Mario Alberto Carrera
Ni siquiera el arte se licita con clara honestidad en nuestro pequeño país que carece en cambio y en grande de casi todo. De lo que sí no está ayuno es de personajes que, salidos de las más apestosas cloacas de la Nación, están siempre a punto para procesar las más descabelladas y bizarras transacciones estatales.
Pero la última ¡sonora que se suscitó!, y que ya no pudo ser gracias al clamor general en contra, es la del mercadeo de un cuadro grande (en tríptico) o de un muralín (según la perspectiva de cada quien) que por la bicoca de Q1 millón 300 mil iba a ser negociado a espaldas de todo el mundo menos al interno del Ministerio de Cultura que, como siempre, se está convirtiendo en un tianguis donde se compran y se venden trompos y capiruchos, asimismo, por miles de miles mientras el pueblo se asfixia por coronavirus o, como toda la vida, agoniza literalmente de hambre si tomamos en cuenta que más de la mitad del mismo se halla en la más completa o relativa pobreza, mientras el Ministerio de Cultura descuida, además, con irresponsabilidad e ignorancia los deberes, atribuciones y obligaciones que les son inherentes como magno ente de la Cultura y el Deporte del país con el himno más “perfecto” del mundo -después de La Marsellesa- según afirma la muchachada que nada sabe de música ni de poesía.
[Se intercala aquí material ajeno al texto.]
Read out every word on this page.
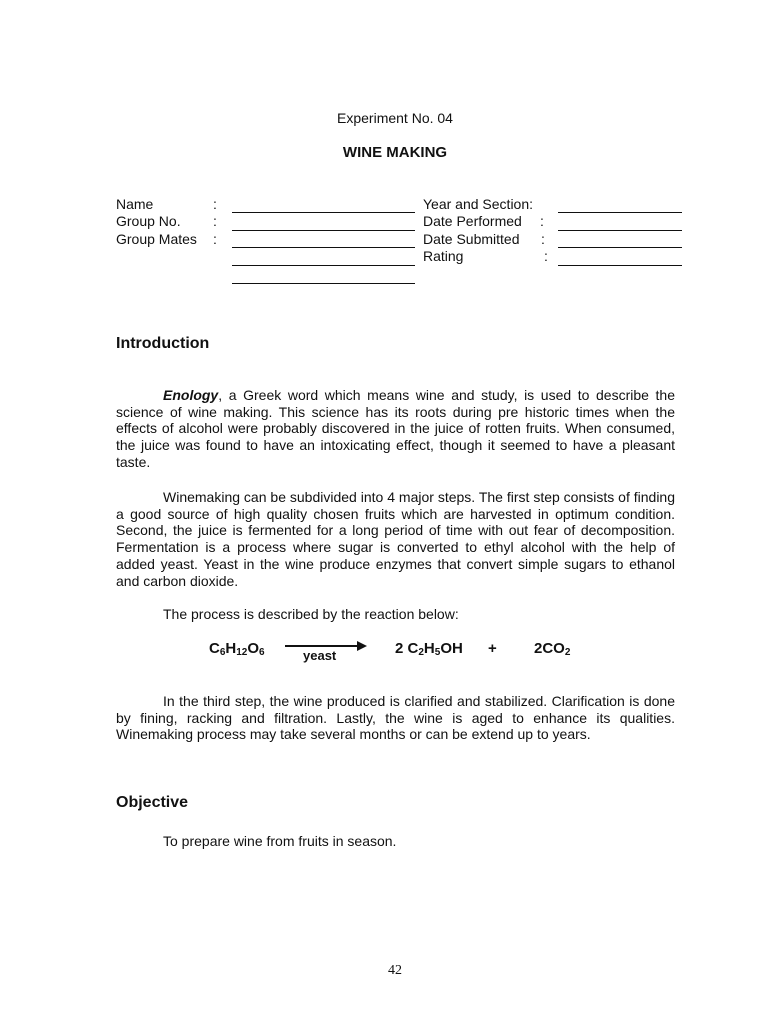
Experiment No. 04
WINE MAKING
Name	:
Group No. :
Group Mates :
Year and Section:
Date Performed :
Date Submitted :
Rating	:
Introduction

Enology, a Greek word which means wine and study, is used to describe the science of wine making. This science has its roots during pre historic times when the effects of alcohol were probably discovered in the juice of rotten fruits. When consumed, the juice was found to have an intoxicating effect, though it seemed to have a pleasant taste.

Winemaking can be subdivided into 4 major steps. The first step consists of finding a good source of high quality chosen fruits which are harvested in optimum condition. Second, the juice is fermented for a long period of time with out fear of decomposition. Fermentation is a process where sugar is converted to ethyl alcohol with the help of added yeast. Yeast in the wine produce enzymes that convert simple sugars to ethanol and carbon dioxide.

The process is described by the reaction below:
$C_6H_{12}O_6$	yeast	2 $C_2H_5OH + 2CO_2$

In the third step, the wine produced is clarified and stabilized. Clarification is done by fining, racking and filtration. Lastly, the wine is aged to enhance its qualities. Winemaking process may take several months or can be extend up to years.

Objective
To prepare wine from fruits in season.
42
Sobre el Ministerio de Cultura en general he escrito ¡tanto!, a lo largo de mi vida profesional que es luenga y meritoria, que podría fácilmente componer un libro de unas 100 a 200 páginas. Pero no es mi intención en esta oportunidad hacerlo.
Quiero más bien dedicar estas líneas, llenas de canas experienciales, a decir cómo se debe proceder para la correcta y honorable contratación de un servicio que más tarde podría o podrá llegar ser una obra de arte, ya concretada y plasmada, en el supuesto de que es una obra de tal laya y condición.
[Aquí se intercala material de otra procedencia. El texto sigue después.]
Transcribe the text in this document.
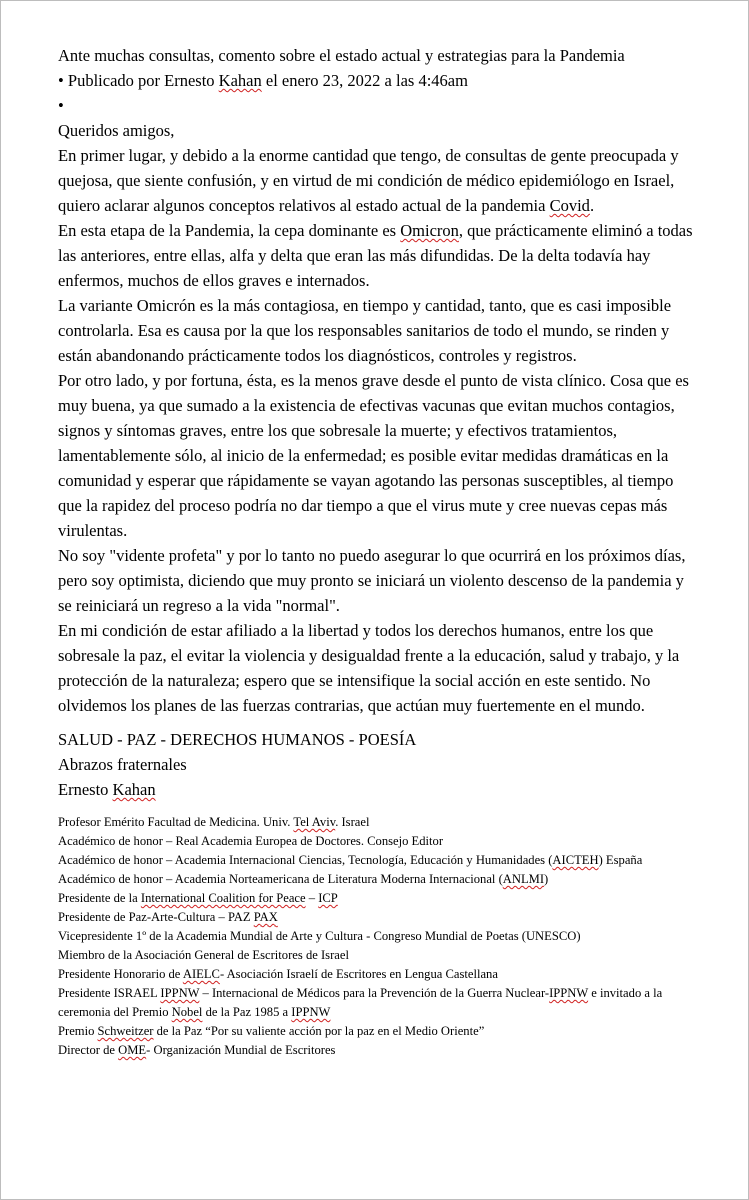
Ante muchas consultas, comento sobre el estado actual y estrategias para la Pandemia

• Publicado por Ernesto Kahan el enero 23, 2022 a las 4:46am

•

Queridos amigos,

En primer lugar, y debido a la enorme cantidad que tengo, de consultas de gente preocupada y quejosa, que siente confusión, y en virtud de mi condición de médico epidemiólogo en Israel, quiero aclarar algunos conceptos relativos al estado actual de la pandemia Covid.

En esta etapa de la Pandemia, la cepa dominante es Omicron, que prácticamente eliminó a todas las anteriores, entre ellas, alfa y delta que eran las más difundidas. De la delta todavía hay enfermos, muchos de ellos graves e internados.

La variante Omicrón es la más contagiosa, en tiempo y cantidad, tanto, que es casi imposible controlarla. Esa es causa por la que los responsables sanitarios de todo el mundo, se rinden y están abandonando prácticamente todos los diagnósticos, controles y registros.

Por otro lado, y por fortuna, ésta, es la menos grave desde el punto de vista clínico. Cosa que es muy buena, ya que sumado a la existencia de efectivas vacunas que evitan muchos contagios, signos y síntomas graves, entre los que sobresale la muerte; y efectivos tratamientos, lamentablemente sólo, al inicio de la enfermedad; es posible evitar medidas dramáticas en la comunidad y esperar que rápidamente se vayan agotando las personas susceptibles, al tiempo que la rapidez del proceso podría no dar tiempo a que el virus mute y cree nuevas cepas más virulentas.

No soy "vidente profeta" y por lo tanto no puedo asegurar lo que ocurrirá en los próximos días, pero soy optimista, diciendo que muy pronto se iniciará un violento descenso de la pandemia y se reiniciará un regreso a la vida "normal".

En mi condición de estar afiliado a la libertad y todos los derechos humanos, entre los que sobresale la paz, el evitar la violencia y desigualdad frente a la educación, salud y trabajo, y la protección de la naturaleza; espero que se intensifique la social acción en este sentido. No olvidemos los planes de las fuerzas contrarias, que actúan muy fuertemente en el mundo.

SALUD - PAZ - DERECHOS HUMANOS - POESÍA

Abrazos fraternales

Ernesto Kahan

Profesor Emérito Facultad de Medicina. Univ. Tel Aviv. Israel

Académico de honor – Real Academia Europea de Doctores. Consejo Editor

Académico de honor – Academia Internacional Ciencias, Tecnología, Educación y Humanidades (AICTEH) España

Académico de honor – Academia Norteamericana de Literatura Moderna Internacional (ANLMI)

Presidente de la International Coalition for Peace – ICP

Presidente de Paz-Arte-Cultura – PAZ PAX

Vicepresidente 1º de la Academia Mundial de Arte y Cultura - Congreso Mundial de Poetas (UNESCO)

Miembro de la Asociación General de Escritores de Israel

Presidente Honorario de AIELC- Asociación Israelí de Escritores en Lengua Castellana

Presidente ISRAEL IPPNW – Internacional de Médicos para la Prevención de la Guerra Nuclear-IPPNW e invitado a la ceremonia del Premio Nobel de la Paz 1985 a IPPNW

Premio Schweitzer de la Paz “Por su valiente acción por la paz en el Medio Oriente”

Director de OME- Organización Mundial de Escritores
Para licitar la hechura o construcción una obra de arte (como en este caso) lo que procede es una suerte de concurso por oposición. No se puede licitar la composición de un mural o muralito igual que se licita una finca de aguacates o un edificio de lujo para el Congreso. La obra de arte es intangible. Supuestamente bella aunque sea de índole expresionista esperpéntica. Pero ¡no es imposible!, realizar tal compra-venta en un marco legítimo y objetivo.
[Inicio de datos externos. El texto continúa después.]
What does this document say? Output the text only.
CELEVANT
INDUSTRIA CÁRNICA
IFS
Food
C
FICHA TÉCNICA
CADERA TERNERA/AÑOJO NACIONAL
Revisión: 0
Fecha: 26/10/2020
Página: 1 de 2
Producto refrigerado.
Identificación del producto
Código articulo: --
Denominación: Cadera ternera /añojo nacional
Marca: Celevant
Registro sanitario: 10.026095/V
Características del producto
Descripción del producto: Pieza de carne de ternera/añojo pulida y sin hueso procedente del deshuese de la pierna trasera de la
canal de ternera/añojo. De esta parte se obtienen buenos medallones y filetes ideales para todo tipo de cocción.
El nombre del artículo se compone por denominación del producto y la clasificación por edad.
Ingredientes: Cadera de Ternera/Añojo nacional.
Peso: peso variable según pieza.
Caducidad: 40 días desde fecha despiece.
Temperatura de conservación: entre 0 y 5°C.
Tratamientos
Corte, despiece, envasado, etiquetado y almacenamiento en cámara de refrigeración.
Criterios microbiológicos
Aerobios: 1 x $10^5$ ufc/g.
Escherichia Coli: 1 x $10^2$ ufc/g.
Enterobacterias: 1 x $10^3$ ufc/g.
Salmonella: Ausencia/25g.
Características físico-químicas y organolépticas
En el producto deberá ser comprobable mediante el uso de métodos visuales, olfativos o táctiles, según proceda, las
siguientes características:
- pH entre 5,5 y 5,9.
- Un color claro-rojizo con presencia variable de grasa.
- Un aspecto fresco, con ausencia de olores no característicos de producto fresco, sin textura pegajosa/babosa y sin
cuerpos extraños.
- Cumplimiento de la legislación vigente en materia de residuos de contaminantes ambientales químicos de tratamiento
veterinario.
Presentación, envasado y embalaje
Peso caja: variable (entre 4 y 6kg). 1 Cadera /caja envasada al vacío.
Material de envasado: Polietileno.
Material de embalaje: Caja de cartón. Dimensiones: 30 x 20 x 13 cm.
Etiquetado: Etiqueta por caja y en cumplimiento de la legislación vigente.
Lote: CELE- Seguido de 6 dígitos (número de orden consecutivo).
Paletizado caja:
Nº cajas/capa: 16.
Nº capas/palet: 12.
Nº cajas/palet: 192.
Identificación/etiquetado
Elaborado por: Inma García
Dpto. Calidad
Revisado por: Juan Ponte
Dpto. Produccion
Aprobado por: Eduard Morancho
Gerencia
Se cita a un concurso por oposición y se convoca a X cantidad de artistas visuales -en este caso- a presentar proyectos sobre la temática de la revoltosa conmemoración de dos siglos de explotación a los pueblos originarios. Los artistas presentan sus ¡proyectos!, y al concurso acuden por ejemplo 10 esquemas en proyección de 2 x 10 m. Un jurado calificador integrado por los más importantes artistas (que no hubieren concursado ni fueren empleados públicos) críticos de arte y literatura, escritores, etc. de la más reconocida trayectoria, califican las obras y deciden cuál es la ganadora aplicando la más estricta objetividad (en el más complicado de los campos de la subjetividad humana: el arte) y premia la obra vencedora cuyos servicios y plasmación serán reconocidos por la suma de Q 1 millón 300 mil.
He catado y elegido a algunos de los artistas nacionales vivos, obviamente, que bien podrían haber participado en el concurso y cuya convocatoria habría tenido como final la concretización legal (desde todo punto de vista) del pequeño mural que no pudo ser por “transa”: Luis Díaz, Manolo Gallardo, Arnoldo Ramírez Amaya, Daniel Hernández Salazar, Luis González Palma, Ramón Ávila, Max Leiva, Moisés barrios, Manuel Corleto, Ernesto Boeche, Marvin Olivares, Edwin Guillermo, Rudy Cotton, Luis Alberto de León y algunos más que por la brevedad del espacio no puedo citar.
Pensaba hablar del muralismo en escultura-relieves y pintura, y remontarme hasta la columna de Trajano en Roma, pasando por David (Jacques Louis) y aterrizando en Diego y nuestro Mérida, pero eso será otro día, con más reposo.